Reinsurers are facing a testing hurricane season this year.Though early indications suggest Hurricane Ida is unlikely to cause damage on the same catastrophic scale as Katrina did in 2005, the major risk for reinsurers is that more storms are likely this hurricane season, in a repeat of events in 2005 and 2017.
New Orleans and more than one million households and businesses in Louisiana and Mississippi are currently without power.
Ida's winds may have exceeded Katrina's, which caused devastating damage, but the extent was smaller, and the storm surge hasn't reached the same levels.
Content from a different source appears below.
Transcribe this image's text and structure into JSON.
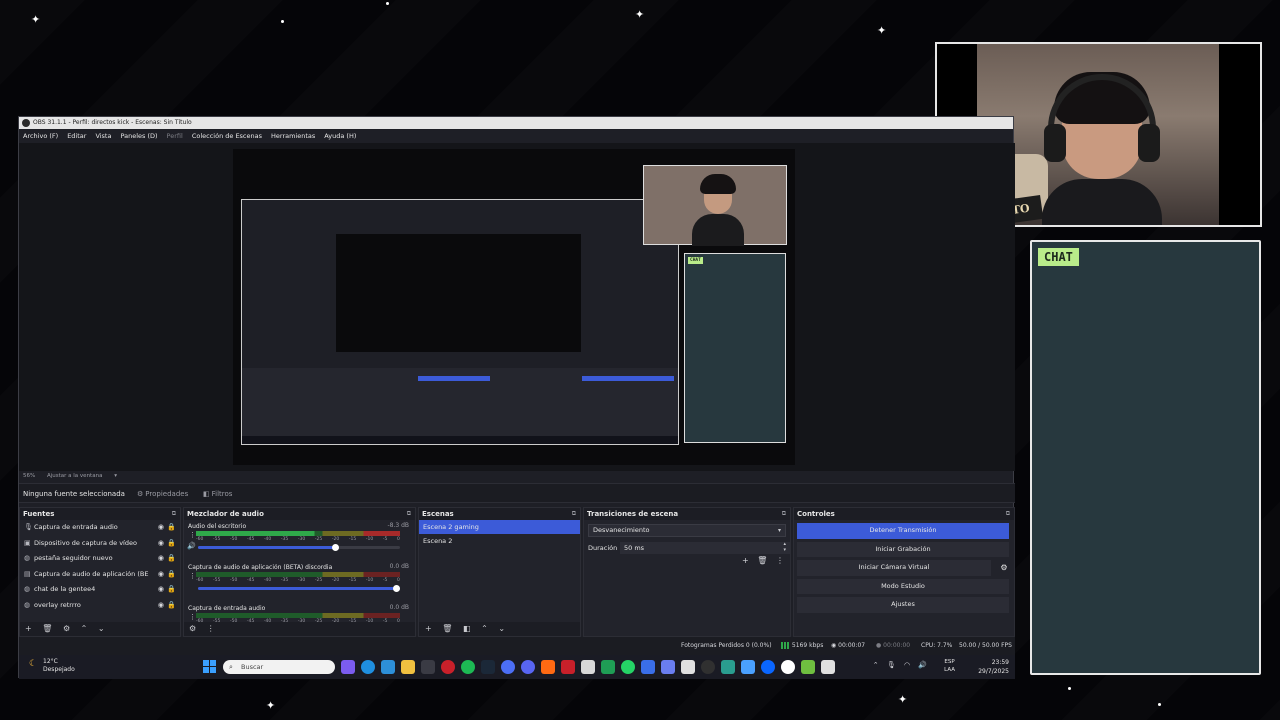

That increases the likelihood that New Orleans strengthened flood defences should hold, unlike 2005 when most of the city was inundated.
Charles Graham, Bloomberg Intelligence senior industry analyst, said: “Hurricane Ida will be bringing reinsurers a sense of déjà vu, with North Atlantic hurricane activity being the biggest event risk for reinsurers' exposure currently.
“However, there are strong reasons to believe Hurricane Ida may not cause loss on the same scale as Katrina in 2005: the New Orleans' flood-protection program has been substantially upgraded in a $14.6 billion project completed in 2011 and Louisiana has adopted new codes to reduce the vulnerability of buildings and the likelihood of wind damage.
“For capital requirement purposes, reinsurers model their exposure based on peak scenarios for a return period of 200 years under both Solvency II and Swiss Solvency Test rules. This can be compared with total risk capital or eligible own funds. The exposures modelled on this basis are significantly larger than any historic loss experience. Munich Re's €6.7bn exposure compares with €2.2 billion of claims from the three hurricanes in 2005. In 2017, hurricanes Harvey, Irma and Maria cost about €2.bn, net of retrocession.”